# inversor para amplificador de 200w



## alexcesarpalma (Jun 11, 2010)

hola a todos!!, usmeando por la internet me encontre con un fabuloso inversor para mi amplificador de TIP142 y TIP147 pero la verdad no estoy seguso si funcione bien para mi amplificador, alguien me lo podria simular??? o si ya lo han hecho??
esta en esta pagina:
http://www.eleccircuit.com/wp-content/uploads/2008/07/12vdc-to-37v-dc-converter-by-sg3524.jpg


----------



## mnicolau (Jun 11, 2010)

Hola, no hace falta salir afuera, si husmeás por el foro vas a encontrar inversores probados, con PCB y demás...

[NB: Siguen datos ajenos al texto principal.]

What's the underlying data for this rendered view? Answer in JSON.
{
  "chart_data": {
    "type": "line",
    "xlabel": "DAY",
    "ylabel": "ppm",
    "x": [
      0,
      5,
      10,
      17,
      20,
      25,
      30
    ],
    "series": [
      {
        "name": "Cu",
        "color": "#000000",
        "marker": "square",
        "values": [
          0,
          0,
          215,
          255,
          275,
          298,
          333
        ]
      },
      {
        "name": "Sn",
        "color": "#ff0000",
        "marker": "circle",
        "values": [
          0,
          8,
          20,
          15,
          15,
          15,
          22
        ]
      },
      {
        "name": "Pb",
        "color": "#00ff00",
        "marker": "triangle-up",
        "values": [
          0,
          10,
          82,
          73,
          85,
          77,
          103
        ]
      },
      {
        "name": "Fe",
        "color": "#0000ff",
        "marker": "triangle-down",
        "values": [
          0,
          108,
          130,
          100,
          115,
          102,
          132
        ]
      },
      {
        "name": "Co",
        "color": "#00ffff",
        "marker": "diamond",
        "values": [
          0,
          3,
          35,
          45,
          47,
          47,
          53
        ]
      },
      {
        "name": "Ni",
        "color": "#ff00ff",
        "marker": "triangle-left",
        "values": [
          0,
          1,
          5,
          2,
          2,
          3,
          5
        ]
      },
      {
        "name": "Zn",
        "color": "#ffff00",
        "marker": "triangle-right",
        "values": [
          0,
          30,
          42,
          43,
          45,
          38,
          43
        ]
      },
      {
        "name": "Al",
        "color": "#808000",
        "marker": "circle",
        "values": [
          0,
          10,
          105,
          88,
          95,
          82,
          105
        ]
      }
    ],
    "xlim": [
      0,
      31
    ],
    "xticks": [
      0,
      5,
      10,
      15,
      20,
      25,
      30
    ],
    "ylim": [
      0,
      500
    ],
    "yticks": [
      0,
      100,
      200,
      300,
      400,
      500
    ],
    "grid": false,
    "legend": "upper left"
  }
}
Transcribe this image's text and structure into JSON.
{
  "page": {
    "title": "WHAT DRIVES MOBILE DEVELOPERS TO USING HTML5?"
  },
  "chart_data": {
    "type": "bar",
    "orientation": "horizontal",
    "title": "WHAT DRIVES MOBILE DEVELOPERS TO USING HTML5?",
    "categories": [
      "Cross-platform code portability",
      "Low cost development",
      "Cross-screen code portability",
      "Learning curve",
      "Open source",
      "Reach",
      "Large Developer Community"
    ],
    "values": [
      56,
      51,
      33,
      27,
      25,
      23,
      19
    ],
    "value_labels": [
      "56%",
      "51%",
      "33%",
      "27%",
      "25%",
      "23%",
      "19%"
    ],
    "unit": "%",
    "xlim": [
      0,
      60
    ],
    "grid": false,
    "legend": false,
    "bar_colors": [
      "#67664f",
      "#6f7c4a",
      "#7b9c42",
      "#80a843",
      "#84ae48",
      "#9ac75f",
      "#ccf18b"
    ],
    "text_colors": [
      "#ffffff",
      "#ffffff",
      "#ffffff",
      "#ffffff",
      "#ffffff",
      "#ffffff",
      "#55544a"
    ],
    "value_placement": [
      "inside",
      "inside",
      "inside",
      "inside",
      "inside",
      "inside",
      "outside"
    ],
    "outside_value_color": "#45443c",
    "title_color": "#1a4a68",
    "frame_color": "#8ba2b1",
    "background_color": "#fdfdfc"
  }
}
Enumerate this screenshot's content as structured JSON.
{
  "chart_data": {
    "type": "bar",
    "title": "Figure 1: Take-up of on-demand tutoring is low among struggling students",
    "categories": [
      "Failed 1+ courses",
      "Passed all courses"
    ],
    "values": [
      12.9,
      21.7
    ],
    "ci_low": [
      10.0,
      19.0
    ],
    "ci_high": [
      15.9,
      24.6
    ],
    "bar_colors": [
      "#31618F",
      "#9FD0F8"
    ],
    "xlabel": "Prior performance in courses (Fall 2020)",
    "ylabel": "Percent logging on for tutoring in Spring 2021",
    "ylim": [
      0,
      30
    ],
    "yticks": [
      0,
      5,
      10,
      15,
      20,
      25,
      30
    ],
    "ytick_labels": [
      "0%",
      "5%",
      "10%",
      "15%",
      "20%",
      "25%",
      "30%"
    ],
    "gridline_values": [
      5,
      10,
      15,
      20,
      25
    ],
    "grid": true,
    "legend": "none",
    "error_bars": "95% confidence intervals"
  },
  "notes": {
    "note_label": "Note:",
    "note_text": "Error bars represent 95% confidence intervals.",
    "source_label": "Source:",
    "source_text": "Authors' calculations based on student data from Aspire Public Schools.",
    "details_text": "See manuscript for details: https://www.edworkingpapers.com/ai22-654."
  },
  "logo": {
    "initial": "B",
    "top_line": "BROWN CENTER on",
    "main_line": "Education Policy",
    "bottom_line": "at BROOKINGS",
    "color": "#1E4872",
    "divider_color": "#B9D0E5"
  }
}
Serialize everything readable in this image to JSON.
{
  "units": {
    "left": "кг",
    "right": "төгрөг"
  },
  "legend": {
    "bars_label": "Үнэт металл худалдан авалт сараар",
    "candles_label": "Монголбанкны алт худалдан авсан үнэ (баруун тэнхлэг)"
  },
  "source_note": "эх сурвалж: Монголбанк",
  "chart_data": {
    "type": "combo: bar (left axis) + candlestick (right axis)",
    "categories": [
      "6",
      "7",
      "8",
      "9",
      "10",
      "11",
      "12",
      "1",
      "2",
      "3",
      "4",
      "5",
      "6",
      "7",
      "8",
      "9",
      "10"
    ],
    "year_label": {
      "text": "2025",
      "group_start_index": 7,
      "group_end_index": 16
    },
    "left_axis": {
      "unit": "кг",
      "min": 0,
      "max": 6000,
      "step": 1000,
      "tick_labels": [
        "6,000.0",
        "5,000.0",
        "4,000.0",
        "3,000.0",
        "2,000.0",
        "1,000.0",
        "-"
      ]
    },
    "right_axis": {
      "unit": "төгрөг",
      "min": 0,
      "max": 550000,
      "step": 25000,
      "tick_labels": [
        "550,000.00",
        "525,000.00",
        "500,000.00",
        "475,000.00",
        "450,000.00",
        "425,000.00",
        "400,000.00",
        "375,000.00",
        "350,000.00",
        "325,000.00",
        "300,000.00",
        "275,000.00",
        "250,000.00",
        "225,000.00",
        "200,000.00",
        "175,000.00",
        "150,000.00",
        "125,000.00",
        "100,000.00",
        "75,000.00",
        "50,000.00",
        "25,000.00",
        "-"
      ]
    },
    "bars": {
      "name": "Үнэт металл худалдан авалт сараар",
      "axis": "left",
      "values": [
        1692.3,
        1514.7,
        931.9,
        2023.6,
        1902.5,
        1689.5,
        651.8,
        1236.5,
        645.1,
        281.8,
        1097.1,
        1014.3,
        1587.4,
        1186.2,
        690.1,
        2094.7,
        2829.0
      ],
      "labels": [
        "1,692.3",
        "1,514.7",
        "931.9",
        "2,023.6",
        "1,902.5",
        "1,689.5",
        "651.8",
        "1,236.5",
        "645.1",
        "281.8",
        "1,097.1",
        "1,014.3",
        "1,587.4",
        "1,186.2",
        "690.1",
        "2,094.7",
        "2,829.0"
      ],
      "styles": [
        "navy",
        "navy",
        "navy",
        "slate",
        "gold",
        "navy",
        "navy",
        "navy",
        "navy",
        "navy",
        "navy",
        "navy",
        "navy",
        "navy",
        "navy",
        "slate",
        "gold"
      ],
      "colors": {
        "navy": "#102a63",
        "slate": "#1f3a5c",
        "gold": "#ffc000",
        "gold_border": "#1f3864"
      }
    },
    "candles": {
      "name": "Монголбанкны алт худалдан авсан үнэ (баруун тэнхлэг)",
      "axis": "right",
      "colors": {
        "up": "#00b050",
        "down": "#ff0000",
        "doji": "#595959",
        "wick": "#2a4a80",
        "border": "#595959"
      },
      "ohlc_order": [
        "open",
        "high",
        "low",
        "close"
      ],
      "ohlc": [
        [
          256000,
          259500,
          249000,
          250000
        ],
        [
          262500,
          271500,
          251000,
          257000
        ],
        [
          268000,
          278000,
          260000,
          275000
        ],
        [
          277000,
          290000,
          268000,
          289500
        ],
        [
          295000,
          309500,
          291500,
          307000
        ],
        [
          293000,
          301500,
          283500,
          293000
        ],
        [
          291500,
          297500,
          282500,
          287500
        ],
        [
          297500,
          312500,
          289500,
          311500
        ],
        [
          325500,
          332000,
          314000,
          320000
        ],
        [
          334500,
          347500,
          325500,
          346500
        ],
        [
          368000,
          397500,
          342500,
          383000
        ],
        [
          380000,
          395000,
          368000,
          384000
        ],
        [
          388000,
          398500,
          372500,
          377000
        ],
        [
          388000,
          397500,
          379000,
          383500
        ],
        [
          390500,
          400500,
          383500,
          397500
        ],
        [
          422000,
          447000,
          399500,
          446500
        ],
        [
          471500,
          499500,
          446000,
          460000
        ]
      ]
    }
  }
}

https://www.forosdeelectronica.com/f21/smps-dc-dc-pcb-29414/

https://www.forosdeelectronica.com/f21/fuente-switching-audiocar-12v-42v-20241/

https://www.forosdeelectronica.com/f16/fuente-smps-switching-mode-power-supply-12vdc-3251/

Saludos


----------



## alexcesarpalma (Jun 11, 2010)

oye una pregunta, ya hice un inversor y funciona a la perfeccion con un amplificador de 100w pero cuando conecto los dos amplificadores a parlantes de 4 ohms como por ejemplo dos kicker cuadradas no se oye nada y las bocinas se botan , pero cuando conecto una sola se escucha demasiado fuerte el bajeo y a la perfeccion!!!, que puede estar pasando???

saludos


----------



## Dano (Jun 11, 2010)

alexcesarpalma dijo:


> oye una pregunta, ya hice un inversor y funciona a la perfeccion con un amplificador de 100w pero cuando conecto los dos amplificadores a parlantes de 4 ohms como por ejemplo dos kicker cuadradas no se oye nada y las bocinas se botan , pero cuando conecto una sola se escucha demasiado fuerte el bajeo y a la perfeccion!!!, que puede estar pasando???
> 
> saludos




Con la reducida explicación del problema, solo te puedo decir que conectaste las bobinas en contrafase.


----------



## alexcesarpalma (Jun 11, 2010)

a que se refiere que en contrafase???


----------



## nomesacasunmango (Dic 7, 2010)

Creo que dijo que no respetaste las polaridades en el coneccionado de las cajas


----------